Licence restaurant à Lyon


Comment ouvrir un restaurant à Lyon ? Voici les clés pour être en conformité avec la loi au moment d’ouvrir son tout nouvel établissement.

La formation de base : obtenir le permis d’exploitation

Cette formation est indispensable avant de considérer l’ouverture de son restaurant. Il existe deux manières d’obtenir le permis. La première, c’est de passer la formation dans un des établissements de la Chambre de Commerce et d’Industrie de Lyon. La seconde, c’est de s’orienter vers les formations dispensées par les établissements privés agréés par l’Etat Français. La formation s’étale sur moins de 6h pour les expérimentés du milieu de la restauration (personnes possédant plus de 10 ans d’expérience dans le milieu) et sur une vingtaine d’heures pour les autres. Elle comprend de très nombreux modules pratiques et théoriques ayant pour trait l’ensemble des sujets auxquels sera confronté le restaurateur au cours de son métier (lutte contre l’alcoolisme, lutte contre le bruit, état de la règlementation sur de très nombreux sujets, etc…). A la fin du stage, les participants obtiennent un permis valable pour 10 ans à Lyon.
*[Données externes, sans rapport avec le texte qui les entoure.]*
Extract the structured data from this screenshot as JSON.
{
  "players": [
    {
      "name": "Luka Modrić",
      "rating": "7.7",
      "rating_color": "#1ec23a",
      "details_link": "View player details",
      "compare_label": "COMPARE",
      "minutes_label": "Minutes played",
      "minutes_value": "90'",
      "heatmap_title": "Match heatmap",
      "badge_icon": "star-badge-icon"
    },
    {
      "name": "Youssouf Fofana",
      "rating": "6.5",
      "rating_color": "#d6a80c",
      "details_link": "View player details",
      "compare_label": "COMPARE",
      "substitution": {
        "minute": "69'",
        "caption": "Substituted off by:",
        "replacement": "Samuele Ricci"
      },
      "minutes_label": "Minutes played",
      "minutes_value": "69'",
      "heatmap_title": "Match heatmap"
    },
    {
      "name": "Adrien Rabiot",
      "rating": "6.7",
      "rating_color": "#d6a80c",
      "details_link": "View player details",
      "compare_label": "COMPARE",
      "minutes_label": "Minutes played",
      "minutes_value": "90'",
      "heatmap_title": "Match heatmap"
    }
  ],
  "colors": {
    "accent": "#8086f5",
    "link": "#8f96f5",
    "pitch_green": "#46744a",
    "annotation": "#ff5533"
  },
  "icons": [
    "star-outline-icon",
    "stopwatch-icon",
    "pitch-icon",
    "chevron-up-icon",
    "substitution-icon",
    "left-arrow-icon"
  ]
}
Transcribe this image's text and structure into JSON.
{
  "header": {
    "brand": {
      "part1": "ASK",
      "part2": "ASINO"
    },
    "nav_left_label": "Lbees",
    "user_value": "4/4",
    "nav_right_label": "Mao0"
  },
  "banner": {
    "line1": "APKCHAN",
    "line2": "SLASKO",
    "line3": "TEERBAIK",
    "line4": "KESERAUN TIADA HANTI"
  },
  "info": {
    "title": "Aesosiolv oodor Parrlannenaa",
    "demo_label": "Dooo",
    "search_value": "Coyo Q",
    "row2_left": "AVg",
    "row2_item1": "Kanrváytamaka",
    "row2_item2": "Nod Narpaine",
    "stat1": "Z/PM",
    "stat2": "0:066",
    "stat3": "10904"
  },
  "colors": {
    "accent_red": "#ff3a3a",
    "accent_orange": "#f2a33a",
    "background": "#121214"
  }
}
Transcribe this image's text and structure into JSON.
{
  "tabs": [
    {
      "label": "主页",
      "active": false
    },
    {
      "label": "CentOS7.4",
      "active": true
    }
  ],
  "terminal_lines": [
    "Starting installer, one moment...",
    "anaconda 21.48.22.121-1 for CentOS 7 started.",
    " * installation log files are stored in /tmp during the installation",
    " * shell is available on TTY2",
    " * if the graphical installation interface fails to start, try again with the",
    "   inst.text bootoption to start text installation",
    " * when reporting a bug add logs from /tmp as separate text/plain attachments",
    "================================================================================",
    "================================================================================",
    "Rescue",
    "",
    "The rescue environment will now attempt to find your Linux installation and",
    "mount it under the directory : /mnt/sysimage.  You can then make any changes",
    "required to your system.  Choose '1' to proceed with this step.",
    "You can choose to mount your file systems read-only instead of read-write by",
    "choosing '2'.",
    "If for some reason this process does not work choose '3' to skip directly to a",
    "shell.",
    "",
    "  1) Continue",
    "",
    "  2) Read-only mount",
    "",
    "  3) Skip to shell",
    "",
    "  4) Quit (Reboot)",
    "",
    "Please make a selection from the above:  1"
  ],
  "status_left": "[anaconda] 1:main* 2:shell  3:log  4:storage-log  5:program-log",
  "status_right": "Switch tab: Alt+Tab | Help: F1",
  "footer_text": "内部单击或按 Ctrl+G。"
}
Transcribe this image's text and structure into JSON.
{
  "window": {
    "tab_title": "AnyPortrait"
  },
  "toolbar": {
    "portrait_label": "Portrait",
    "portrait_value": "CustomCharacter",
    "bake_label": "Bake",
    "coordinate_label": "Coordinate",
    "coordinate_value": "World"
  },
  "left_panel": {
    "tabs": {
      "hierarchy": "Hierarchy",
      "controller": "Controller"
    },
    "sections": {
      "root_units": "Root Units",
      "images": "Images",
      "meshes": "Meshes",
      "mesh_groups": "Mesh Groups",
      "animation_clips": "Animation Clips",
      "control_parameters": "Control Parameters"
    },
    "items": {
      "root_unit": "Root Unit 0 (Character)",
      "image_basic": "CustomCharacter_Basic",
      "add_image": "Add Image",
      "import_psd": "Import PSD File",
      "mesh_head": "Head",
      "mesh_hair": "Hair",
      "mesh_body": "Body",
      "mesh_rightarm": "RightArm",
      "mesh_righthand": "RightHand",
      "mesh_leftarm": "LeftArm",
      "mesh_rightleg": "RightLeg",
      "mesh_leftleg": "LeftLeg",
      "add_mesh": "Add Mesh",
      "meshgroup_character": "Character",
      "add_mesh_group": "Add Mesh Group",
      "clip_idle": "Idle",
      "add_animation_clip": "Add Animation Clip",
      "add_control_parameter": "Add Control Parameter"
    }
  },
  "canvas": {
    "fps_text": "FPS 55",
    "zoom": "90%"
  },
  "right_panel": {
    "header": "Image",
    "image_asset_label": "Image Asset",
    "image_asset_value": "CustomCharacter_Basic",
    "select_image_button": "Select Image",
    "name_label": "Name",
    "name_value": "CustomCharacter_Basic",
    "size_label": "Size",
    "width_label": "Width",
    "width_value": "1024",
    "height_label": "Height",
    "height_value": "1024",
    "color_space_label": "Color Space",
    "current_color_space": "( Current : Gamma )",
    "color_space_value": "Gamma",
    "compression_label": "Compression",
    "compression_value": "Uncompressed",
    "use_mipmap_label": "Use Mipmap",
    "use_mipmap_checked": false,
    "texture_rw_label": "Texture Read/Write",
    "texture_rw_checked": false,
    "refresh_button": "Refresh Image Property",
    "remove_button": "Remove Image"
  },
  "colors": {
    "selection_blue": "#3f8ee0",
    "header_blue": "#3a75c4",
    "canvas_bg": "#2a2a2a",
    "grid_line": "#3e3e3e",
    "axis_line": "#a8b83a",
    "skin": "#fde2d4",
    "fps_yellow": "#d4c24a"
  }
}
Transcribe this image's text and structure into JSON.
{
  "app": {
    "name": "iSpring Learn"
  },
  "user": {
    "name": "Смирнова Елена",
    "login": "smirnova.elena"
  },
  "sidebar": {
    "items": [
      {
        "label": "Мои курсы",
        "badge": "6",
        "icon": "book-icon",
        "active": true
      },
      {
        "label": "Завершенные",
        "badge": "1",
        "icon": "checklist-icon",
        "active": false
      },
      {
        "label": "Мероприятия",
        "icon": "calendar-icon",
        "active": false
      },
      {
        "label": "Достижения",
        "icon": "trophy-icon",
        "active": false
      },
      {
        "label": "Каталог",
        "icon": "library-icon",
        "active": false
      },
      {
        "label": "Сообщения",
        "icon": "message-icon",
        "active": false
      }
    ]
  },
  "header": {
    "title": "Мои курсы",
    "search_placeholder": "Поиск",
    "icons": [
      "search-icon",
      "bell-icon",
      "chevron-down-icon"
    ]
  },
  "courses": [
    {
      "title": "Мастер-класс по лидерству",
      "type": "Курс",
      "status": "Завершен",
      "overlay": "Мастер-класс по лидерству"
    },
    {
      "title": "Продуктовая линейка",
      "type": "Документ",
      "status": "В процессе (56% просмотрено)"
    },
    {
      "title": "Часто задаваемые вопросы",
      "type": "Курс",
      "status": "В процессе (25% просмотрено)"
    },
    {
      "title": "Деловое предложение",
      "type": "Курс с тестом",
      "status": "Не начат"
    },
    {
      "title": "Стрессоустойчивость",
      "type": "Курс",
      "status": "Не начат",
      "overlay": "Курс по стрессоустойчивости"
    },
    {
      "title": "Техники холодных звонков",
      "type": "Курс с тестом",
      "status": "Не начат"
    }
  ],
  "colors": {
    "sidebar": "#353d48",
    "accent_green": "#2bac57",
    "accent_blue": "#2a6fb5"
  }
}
Présentation des différentes licences

Il existe 3 licences différentes donnant différents droits à leurs titulaires : la licence 2, la licence 3 et la licence 4. La licence 2 concerne les boissons les moins alcoolisées. Elle permet à son détenteur de vendre des jus de fruits présentant moins de 3° d’alcool avec les repas. La licence 3 concerne un plus grand spectre de boissons : on y trouve l’ensemble des boissons dont la teneur en alcool est inférieure à 18°. Cette licence permet donc notamment de vendre du vin. Elle est appelée licence « petite restauration ». Enfin, la licence 4 est la licence qui permet aux restaurateurs de vendre n’importe quel type d’alcool dans leur établissement.

Le stage d’hygiène alimentaire pour l’ouverture d’un restaurant à Lyon

Depuis 2011, une nouvelle loi est entrée en vigueur. Celle-ci oblige chaque restaurateur à posséder parmi ses employés ou lui-même un formulaire de stage d’hygiène alimentaire. Cette nouvelle loi a pour but de favoriser, précisément, la santé publique. La plupart du temps, ce sont les gérants d’établissements qui passent ce stage, afin de ne pas se retrouver dépourvu le jour où le salarié détenteur du sésame décide de quitter l’établissement. Ce stage, s’il est obligatoire, peut subir certaines dérogations : ainsi, les personnes titulaires de diplômes hôteliers en sont notamment dispensées.